Happy & Healthy
Obsessed with the heart rate monitor
Suddenly it was there and I couldn't imagine life without it. The heart rate monitor of my iPhone. For months, what am I saying, years, I completely ignored that heart icon on my screen, but now it is (okay, after Instagram, Facebook, and Google Analytics (on which I see the visitor numbers of Amayzine)) the first thing I check.
I'm not that interested in the heart rate, but this app keeps track of how many kilometers you cover and how many stairs you climb. And since then, my inner Jet has come out in completely unexpected ways. Picking up my daughter's birthday cake from the bakery in the middle of the city? I do it on foot. Taking my middle daughter to swimming lessons at that pool seven kilometers away? By bike. Why take a taxi? in New York? Walking is at least as fun (and a nice side effect is that you can immediately jump into a store if you see something you like). I even managed to entice my husband to the renting of a city bike instead of being transported in a black town car. The score in New York was at 17 kilometers every day, and yesterday on an incredibly ordinary Thursday, I also managed to clock a rough ten kilometers. Just by taking the bike. Or the old-fashioned legs.
”At home, I snatch the iPhone from the fingers of my equally addiction-prone daughter and walk around with my Jérôme Dreyfuss crossbody.”
The downside is that my slightly addiction-prone side takes over. At home, I snatch the iPhone from the fingers of my equally addiction-prone daughter and walk around with my Jérôme Dreyfuss crossbody tripping around. An hour at home quickly adds up to a rough nine stairs, you should know, and those count hard in your daily overview, you should know.
At the office, my desk is about sixty meters away from the front door and the toilet. I used to find that incredibly annoying, but nowadays I jump up first when a courier comes to deliver a package and I no longer hold in my little urges like I used to, but I skip to the little room at the slightest urge. All in the company of my mobile phone, of course.
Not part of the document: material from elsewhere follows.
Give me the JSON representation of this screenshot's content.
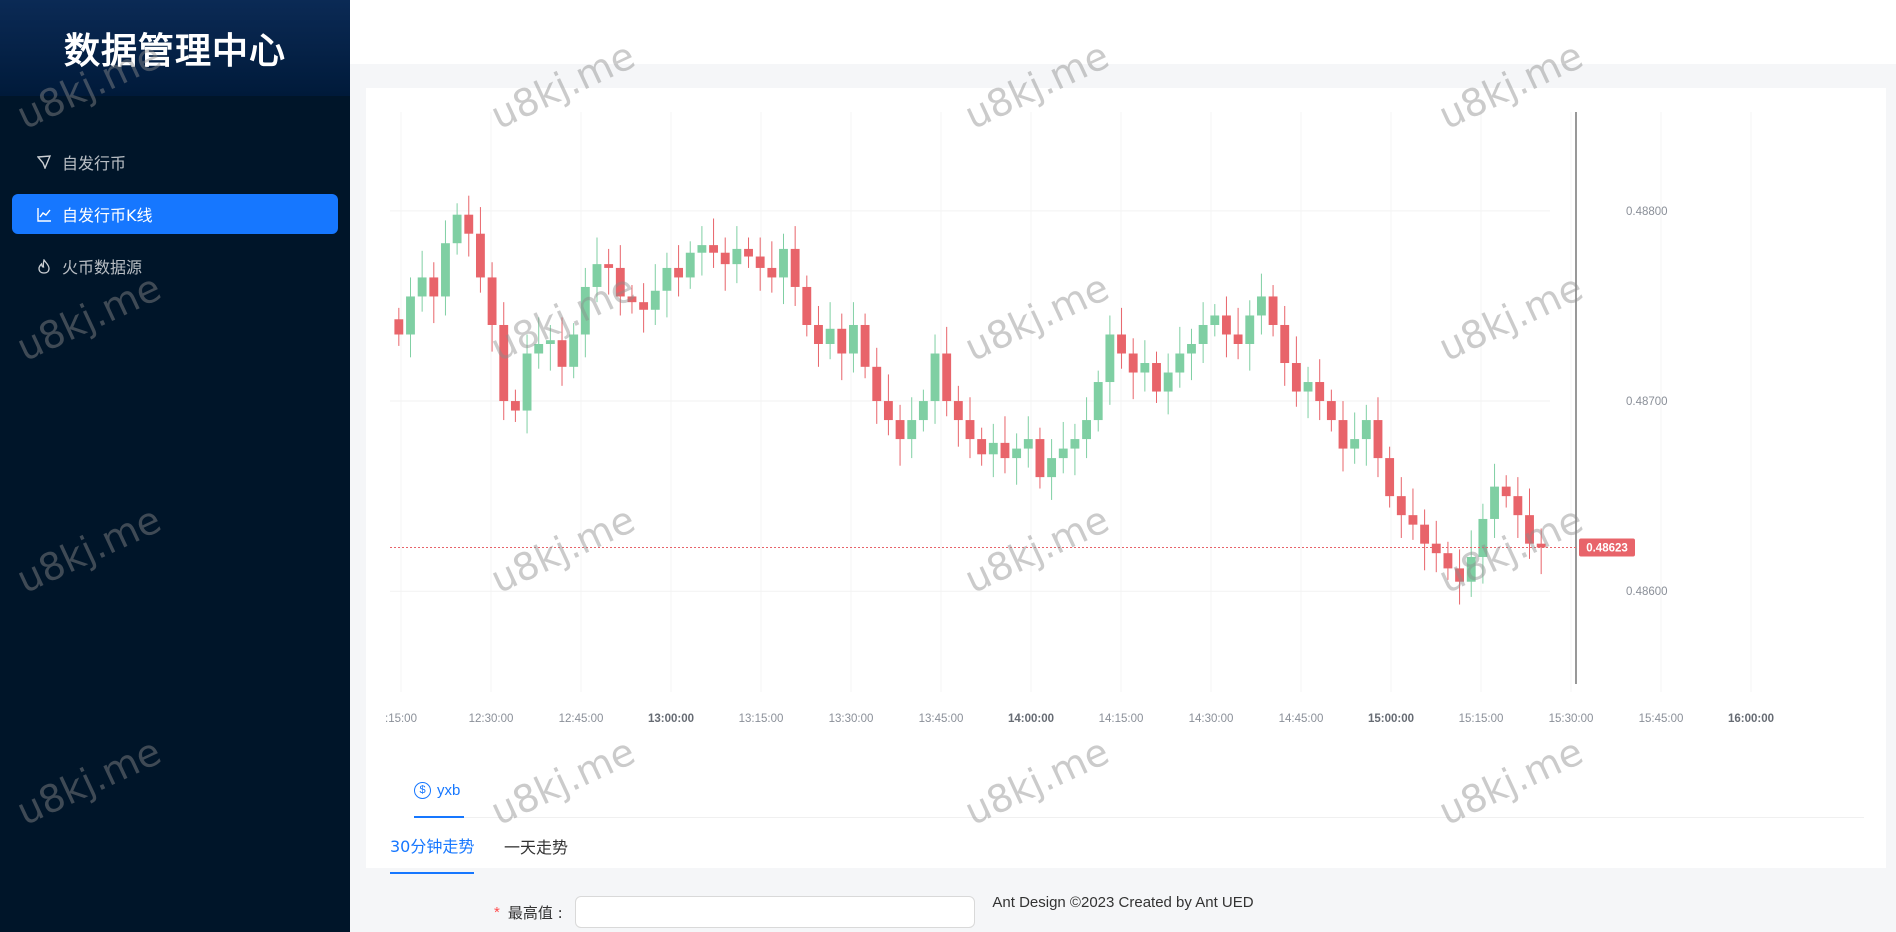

The problem is that I find everything under ten kilometers too little these days. Today my daughter has to swim in a village that is about seven kilometers from our house. Anyway, by bike. And of course, I'm not taking a taxi to the station tonight. The idea, you know. I put everything in to touch at least those ten kilometers a day. I've heard that walking meetings are incredibly popular. So dear colleagues, I would leave those Loubies at home on Monday. Walking is the word. Amen.